Времена меняются, кофейни меняют владельцев и названия, официанты стареют… В прошлом году в первый день моего приезда в Тернополь я выбрался в центр города и прошелся по всем местам, где когда-то профукал столько времени… Официантки – молодые девочки в мини-юбках с прическами в стиле 60-х, в фартуках с накладными карманами, из которых выглядывают блокнот и ручка.
Они не похожи на Зину.
Ты еще раз похлопал себя по карманам: несколько пачек сигарет без фильтра купил по дороге. Она сказала, что он хочет только сигареты. Автобус № 11 ползет за город, на Объездную. Две больницы – наркодиспансер и психоневрологическая – были вынесены за черту города, и добираться до них было неудобно, автобус ходил нечасто, и без надобности я туда никогда не ездил.
Она позвонила вечером и, запинаясь, глотая слова, сообщила, что Б. попал в больницу. «Бля, писец», – подумал я. И спросил, в какой он палате.
Она не знала.
Было около десяти вечера, ты вышел из подъезда и закурил, резкий мартовский ветер гасил спички и твое сознание.
Ты знал, что Б. с каким-то чудиком, с которым ты его видел несколько раз в центре, решили продавать цирконий – тогда это называлось бизнесом. Для бизнеса нужны были деньги, ты свел его с Л., а тот, в свою очередь, с
Однажды вечером Л. завалился ко мне с говнючкой (на вид ей едва ли было пятнадцать). Сказал, что нас ждет тачка у подъезда и мы должны ехать к Б., чтобы потолковать с ним о долге. Дозвониться он, мол, не может, крутые включили счетчик, и если мы не поедем к Б., то он вынужден будет дать им адрес Б., а те пацаны, которым Б. должен бабки, живо с ним разберутся. Выбора у меня не было, поэтому мы поехали.
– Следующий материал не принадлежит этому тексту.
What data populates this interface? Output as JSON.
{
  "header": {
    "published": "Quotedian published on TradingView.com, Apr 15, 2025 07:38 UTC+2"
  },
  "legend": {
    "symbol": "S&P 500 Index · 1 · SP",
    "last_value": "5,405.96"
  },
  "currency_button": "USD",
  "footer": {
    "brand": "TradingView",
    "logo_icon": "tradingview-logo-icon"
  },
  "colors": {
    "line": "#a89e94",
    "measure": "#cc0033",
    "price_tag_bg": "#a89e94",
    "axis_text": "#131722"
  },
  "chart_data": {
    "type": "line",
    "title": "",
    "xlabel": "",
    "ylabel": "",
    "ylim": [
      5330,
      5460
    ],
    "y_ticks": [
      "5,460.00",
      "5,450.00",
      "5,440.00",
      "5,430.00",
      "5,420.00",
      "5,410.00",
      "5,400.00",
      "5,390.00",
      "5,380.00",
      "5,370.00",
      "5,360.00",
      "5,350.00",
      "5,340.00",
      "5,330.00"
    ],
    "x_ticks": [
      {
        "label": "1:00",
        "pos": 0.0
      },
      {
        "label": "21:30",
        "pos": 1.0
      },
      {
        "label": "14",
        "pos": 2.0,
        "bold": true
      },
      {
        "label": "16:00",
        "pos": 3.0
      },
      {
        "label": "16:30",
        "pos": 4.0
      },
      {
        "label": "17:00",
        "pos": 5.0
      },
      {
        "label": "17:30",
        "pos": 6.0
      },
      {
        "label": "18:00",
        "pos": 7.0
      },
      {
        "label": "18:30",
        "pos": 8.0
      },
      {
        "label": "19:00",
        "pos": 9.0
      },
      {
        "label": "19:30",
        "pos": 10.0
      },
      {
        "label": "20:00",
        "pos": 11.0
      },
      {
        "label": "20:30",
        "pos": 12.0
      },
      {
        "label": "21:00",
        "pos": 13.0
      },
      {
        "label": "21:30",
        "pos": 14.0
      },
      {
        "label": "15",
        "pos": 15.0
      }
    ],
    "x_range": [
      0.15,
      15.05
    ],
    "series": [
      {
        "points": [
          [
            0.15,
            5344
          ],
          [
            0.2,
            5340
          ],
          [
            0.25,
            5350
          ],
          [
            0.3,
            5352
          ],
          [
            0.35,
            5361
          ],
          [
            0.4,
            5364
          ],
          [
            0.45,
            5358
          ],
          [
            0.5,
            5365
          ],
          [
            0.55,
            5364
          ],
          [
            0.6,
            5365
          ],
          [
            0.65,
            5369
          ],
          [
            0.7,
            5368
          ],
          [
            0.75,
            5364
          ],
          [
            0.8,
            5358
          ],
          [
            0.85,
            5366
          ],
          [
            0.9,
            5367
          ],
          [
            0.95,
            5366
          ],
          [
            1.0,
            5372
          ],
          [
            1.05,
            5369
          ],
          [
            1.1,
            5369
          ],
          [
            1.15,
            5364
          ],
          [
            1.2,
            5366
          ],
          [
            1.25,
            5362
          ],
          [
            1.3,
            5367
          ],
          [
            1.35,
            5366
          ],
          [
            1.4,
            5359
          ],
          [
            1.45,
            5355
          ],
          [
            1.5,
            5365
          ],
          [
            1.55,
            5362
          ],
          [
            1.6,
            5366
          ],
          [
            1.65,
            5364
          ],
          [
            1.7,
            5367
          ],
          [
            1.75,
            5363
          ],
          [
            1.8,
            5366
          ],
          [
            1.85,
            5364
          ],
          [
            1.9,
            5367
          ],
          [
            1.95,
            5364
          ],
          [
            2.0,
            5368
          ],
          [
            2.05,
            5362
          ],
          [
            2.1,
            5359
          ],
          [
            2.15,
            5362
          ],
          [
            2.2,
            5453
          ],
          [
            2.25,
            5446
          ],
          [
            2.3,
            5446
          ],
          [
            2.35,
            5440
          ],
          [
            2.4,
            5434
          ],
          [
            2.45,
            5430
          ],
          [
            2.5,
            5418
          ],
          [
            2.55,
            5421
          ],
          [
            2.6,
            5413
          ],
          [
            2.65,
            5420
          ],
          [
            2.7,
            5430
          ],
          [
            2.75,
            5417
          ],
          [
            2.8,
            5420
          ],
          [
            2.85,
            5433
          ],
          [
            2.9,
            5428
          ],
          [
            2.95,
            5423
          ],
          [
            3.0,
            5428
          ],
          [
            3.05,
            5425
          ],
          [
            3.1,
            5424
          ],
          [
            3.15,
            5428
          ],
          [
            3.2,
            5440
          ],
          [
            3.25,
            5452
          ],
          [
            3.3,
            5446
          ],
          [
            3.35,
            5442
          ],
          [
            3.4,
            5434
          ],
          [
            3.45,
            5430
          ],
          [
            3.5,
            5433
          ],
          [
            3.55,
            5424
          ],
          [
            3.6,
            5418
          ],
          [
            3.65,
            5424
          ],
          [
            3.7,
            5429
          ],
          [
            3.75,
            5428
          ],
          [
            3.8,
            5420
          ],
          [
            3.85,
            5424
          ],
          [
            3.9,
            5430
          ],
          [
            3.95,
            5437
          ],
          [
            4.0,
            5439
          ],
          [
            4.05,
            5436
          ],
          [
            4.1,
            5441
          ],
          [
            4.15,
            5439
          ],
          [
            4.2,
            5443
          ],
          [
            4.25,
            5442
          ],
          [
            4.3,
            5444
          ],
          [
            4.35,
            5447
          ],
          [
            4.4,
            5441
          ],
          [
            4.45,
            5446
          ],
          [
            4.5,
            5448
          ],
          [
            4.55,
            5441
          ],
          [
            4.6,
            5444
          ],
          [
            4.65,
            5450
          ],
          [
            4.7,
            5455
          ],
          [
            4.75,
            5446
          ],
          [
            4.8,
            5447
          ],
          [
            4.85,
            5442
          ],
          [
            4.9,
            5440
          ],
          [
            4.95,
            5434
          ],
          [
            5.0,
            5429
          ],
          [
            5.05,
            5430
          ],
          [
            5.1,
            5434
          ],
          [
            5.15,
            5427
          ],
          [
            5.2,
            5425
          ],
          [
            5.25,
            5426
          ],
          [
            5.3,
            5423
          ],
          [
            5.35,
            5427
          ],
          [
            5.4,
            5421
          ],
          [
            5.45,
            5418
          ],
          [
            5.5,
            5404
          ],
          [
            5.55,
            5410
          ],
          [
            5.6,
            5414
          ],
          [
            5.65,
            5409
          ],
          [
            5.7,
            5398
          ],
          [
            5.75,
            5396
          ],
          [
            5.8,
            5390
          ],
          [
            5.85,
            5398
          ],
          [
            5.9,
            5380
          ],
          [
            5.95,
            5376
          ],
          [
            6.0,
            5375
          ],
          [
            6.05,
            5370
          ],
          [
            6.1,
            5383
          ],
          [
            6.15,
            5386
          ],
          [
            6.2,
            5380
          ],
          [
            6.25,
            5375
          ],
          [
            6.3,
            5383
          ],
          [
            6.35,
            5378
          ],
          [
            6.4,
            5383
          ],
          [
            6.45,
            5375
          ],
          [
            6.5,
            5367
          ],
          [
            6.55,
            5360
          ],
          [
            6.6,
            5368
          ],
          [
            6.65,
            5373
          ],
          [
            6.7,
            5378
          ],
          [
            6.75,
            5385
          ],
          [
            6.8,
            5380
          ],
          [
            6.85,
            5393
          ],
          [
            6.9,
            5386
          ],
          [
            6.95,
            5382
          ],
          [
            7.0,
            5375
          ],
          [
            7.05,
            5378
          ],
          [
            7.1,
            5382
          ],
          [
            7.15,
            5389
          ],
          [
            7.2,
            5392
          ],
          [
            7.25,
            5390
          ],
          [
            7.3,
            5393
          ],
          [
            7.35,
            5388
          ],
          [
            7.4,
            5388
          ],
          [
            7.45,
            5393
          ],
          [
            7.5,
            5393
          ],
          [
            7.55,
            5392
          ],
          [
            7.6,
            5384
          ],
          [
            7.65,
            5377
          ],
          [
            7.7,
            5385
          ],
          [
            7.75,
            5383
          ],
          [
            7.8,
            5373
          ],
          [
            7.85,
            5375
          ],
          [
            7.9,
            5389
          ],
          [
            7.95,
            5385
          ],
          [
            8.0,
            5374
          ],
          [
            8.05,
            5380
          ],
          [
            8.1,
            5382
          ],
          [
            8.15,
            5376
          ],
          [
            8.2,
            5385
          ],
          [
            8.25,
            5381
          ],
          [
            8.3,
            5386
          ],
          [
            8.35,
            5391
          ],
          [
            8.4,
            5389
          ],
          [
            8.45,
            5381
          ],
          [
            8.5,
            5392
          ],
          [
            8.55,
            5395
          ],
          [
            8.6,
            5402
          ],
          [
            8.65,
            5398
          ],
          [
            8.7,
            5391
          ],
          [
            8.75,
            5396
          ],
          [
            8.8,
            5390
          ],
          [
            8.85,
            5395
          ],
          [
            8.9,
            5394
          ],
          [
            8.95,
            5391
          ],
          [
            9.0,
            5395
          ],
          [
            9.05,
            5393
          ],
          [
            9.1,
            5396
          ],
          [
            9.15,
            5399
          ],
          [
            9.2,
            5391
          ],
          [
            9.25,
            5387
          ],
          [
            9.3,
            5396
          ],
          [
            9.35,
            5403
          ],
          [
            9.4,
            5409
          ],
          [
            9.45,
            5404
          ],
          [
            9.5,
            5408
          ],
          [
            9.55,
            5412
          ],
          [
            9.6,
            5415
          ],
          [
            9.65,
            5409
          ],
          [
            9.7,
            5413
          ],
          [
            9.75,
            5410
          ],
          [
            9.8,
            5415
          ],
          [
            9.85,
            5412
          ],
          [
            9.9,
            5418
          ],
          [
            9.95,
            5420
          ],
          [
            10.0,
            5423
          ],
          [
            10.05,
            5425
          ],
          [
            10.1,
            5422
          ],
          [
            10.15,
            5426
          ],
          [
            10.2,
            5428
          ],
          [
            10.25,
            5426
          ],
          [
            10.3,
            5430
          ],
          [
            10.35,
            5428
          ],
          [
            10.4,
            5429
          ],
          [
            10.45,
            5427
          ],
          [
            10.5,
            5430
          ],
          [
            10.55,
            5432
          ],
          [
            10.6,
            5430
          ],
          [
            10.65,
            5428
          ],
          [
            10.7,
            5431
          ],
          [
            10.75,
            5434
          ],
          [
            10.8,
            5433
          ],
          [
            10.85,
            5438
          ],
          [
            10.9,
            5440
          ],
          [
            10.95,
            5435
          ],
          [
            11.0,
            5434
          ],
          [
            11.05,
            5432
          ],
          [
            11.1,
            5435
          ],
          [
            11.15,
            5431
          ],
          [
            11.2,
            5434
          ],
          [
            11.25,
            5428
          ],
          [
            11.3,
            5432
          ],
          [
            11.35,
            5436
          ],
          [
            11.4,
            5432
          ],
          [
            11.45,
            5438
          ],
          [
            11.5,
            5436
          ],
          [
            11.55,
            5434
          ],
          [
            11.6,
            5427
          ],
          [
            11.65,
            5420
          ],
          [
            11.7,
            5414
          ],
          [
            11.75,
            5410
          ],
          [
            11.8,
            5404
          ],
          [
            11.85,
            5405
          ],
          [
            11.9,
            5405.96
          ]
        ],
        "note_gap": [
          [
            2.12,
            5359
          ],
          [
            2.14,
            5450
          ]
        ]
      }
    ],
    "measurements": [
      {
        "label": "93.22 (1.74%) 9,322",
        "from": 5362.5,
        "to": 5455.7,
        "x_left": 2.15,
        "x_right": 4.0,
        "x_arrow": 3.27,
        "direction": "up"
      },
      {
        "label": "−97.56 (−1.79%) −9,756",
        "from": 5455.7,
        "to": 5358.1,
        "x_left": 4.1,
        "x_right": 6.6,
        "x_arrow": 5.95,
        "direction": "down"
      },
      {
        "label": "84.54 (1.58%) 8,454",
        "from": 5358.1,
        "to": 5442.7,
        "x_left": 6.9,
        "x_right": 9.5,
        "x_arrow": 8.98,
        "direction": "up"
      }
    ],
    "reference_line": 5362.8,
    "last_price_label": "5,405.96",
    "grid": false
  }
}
Разговор получился легким, Б. со всем соглашался, перспективы, которые ждали его в ближайшее время, в изображении Л. выглядели хреново.
Говнючка хихикала и курила, Л. поглаживал ее поясницу и ягодицы. Мы стояли во дворе виллы польского пана, в которой Б. с семьей снимал две большие комнаты. Время от времени выглядывала жена Б. и звала нас в дом, но мы торчали снаружи – стояли и молчали. И только говнючка капризничала и хихикала.
– Заткни ей рот, – вырвалось у меня.
Малолетка притихла.
Л. сжал ей руку и бросил волчий взгляд в мою сторону, но сдержался и промолчал.
Я не верил в договоренность с Б.
Потом я узнал, что Л. несколько раз бывал у Б. (уже без меня). И, угрожая расправой, всячески давил на Б., который переживал тогда не лучшие времена: бухал и так далее.